100 g of polyglycol terephthalate fabric are now used at 50 °, heats the bath to 140 ° within 30 minutes and colors it for 50 minutes Temperature. The dye is then rinsed with water, soaped and dried. You get if these conditions are observed, a wash, perspiration, light and sublimation fast, pure yellow coloration.

The dyes described in the other examples give colorations by this process equal quality.

Example 158

2 g of the dye obtained according to Example 5 are dispersed in 4000 g of water. 12 g of sodium o-phenylphenolate and 12 g of diammonium phosphate are added as swelling agents to this dispersion, and 100 g of yarn made from polyglycol terephthalate IV are dyed for ₂ hours at 95 ° to 98 °. The dye is rinsed and treated with dilute sodium hydroxide solution and a dispersant

This gives a wash-, light- and sublimation-fast, pure yellow coloration.

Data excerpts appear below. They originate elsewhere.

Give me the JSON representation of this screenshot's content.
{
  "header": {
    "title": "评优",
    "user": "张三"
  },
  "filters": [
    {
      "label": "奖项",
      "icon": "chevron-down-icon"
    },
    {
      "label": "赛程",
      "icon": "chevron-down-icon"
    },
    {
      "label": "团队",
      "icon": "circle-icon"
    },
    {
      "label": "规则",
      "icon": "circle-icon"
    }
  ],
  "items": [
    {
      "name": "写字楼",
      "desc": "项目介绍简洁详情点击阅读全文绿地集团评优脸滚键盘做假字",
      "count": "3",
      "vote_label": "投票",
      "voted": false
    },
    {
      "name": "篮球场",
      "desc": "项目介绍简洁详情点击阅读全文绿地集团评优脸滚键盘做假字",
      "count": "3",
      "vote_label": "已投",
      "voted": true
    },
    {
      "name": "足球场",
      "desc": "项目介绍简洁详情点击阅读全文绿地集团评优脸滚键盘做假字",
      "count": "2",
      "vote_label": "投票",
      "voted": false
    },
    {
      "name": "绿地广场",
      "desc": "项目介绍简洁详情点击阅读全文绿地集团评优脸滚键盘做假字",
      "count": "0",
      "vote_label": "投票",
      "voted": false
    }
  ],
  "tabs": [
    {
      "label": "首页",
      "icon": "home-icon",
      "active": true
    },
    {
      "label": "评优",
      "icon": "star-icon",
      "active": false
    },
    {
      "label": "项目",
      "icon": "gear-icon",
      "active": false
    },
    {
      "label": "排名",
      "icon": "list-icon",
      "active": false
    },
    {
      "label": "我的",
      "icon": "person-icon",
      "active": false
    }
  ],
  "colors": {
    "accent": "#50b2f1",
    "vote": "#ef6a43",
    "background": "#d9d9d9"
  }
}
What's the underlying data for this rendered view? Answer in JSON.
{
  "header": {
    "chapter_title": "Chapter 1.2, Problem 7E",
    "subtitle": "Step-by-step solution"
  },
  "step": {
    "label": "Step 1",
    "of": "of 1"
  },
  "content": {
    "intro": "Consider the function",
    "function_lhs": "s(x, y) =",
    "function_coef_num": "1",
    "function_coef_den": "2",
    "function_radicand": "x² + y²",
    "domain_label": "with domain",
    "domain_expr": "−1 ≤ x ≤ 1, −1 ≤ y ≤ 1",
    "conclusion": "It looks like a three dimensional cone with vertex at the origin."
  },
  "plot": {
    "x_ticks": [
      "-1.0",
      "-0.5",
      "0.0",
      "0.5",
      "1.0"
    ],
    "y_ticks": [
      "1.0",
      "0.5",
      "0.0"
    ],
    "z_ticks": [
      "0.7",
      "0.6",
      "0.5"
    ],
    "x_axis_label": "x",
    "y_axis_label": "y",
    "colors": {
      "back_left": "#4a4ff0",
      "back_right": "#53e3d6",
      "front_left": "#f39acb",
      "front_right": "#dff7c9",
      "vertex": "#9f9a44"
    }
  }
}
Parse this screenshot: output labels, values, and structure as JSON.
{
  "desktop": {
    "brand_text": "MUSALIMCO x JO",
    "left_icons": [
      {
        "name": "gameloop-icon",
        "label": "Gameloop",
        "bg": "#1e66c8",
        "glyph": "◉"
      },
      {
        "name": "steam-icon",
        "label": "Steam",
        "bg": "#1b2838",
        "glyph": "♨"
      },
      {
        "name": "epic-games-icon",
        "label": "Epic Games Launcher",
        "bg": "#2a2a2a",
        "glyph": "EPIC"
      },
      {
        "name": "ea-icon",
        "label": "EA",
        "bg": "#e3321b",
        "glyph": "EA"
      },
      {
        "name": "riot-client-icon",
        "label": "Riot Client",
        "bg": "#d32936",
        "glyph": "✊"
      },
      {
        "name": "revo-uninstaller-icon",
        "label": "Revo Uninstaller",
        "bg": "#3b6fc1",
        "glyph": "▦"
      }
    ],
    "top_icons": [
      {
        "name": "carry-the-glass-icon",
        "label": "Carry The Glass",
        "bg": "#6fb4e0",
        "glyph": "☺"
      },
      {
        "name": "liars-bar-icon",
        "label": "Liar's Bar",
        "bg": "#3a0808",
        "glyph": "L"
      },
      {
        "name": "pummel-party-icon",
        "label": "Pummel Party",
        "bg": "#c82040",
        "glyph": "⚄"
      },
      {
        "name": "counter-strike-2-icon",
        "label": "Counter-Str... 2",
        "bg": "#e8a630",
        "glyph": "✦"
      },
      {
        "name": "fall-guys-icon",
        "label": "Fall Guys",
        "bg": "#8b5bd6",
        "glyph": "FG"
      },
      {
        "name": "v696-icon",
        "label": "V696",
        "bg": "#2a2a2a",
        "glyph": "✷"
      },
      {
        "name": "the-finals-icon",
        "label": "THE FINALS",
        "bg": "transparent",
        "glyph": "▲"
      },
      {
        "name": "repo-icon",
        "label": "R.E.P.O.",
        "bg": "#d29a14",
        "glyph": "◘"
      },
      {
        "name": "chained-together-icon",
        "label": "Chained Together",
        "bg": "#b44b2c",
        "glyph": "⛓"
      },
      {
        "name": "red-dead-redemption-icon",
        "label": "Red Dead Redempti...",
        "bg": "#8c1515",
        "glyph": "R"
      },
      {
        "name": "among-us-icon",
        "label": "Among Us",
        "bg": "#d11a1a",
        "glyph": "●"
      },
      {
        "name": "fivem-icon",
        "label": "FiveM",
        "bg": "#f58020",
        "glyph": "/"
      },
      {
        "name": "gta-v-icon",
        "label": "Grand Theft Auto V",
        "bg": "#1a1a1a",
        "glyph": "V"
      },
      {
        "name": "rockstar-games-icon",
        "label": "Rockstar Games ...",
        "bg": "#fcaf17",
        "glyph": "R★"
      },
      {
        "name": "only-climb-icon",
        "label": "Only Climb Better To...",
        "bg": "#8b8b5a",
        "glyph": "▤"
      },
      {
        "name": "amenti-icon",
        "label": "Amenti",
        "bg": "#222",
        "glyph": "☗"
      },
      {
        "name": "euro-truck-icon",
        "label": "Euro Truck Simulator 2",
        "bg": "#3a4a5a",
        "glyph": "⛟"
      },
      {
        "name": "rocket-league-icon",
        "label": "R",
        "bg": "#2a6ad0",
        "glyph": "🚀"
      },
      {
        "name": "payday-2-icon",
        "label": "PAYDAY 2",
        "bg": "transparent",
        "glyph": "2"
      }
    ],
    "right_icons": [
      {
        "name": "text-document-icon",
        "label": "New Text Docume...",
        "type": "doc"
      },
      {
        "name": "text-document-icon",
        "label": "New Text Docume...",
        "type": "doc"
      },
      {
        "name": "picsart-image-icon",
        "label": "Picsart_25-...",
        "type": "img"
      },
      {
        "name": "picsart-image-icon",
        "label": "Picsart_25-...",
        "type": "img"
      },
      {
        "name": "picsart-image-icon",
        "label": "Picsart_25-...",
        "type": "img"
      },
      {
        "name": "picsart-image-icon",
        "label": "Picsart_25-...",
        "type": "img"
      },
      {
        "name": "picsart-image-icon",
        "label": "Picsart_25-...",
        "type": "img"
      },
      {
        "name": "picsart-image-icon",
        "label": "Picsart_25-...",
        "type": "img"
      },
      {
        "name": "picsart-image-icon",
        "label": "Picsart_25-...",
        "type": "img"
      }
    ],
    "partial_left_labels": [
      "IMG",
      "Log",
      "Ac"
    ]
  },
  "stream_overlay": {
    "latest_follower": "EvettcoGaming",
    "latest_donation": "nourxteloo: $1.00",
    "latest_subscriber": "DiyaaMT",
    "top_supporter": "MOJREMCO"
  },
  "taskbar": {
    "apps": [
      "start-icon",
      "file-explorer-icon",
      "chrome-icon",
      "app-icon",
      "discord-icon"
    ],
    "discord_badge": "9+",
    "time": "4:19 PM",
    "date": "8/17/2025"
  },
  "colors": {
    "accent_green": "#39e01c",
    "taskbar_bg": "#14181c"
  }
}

Replace the 100 g polyglycol terephthalate yarn in the above example through 100 g of cellulose triacetate fabric, dyed under the specified conditions and then rinsed with water, so one obtains a yellow, very washable and sublime-fast color.

Example 159

Polyglycoherphthalate fabric is made on a foulard at 40 ° with a liquor of the following composition impregnated:

20 parts by weight of the according to Example 34

obtained dye finely dispersed in 7.5 parts by weight of sodium alginate, 20 parts by weight of triethanolamine, 20 parts by weight of octylphenol polyglycol

ether and
Parts by weight of water.

The fabric, which has been squeezed off to a content of about 100% impregnation liquor, is dried at 100 ° and the dye is then fixed for 30 seconds at a temperature of 210 °. the Dyed goods are rinsed with water, soaped and dried. One obtains under these conditions a washing, rubbing, light and blending right geluc ίο coloring.

The dyes described in the other examples give colorations after this process equal quality.

Claims (5)

i 644 260 Patent claims: I. Mono- and disazo dyes from complexing groups and from in water acidic dissociating, water-solubilizing substituents are free and of the formula 5. Process for dyeing fiber material based on polyesters. Cellulose acetate or synthetic polyamides, characterized by the use of the dyes according to claim I.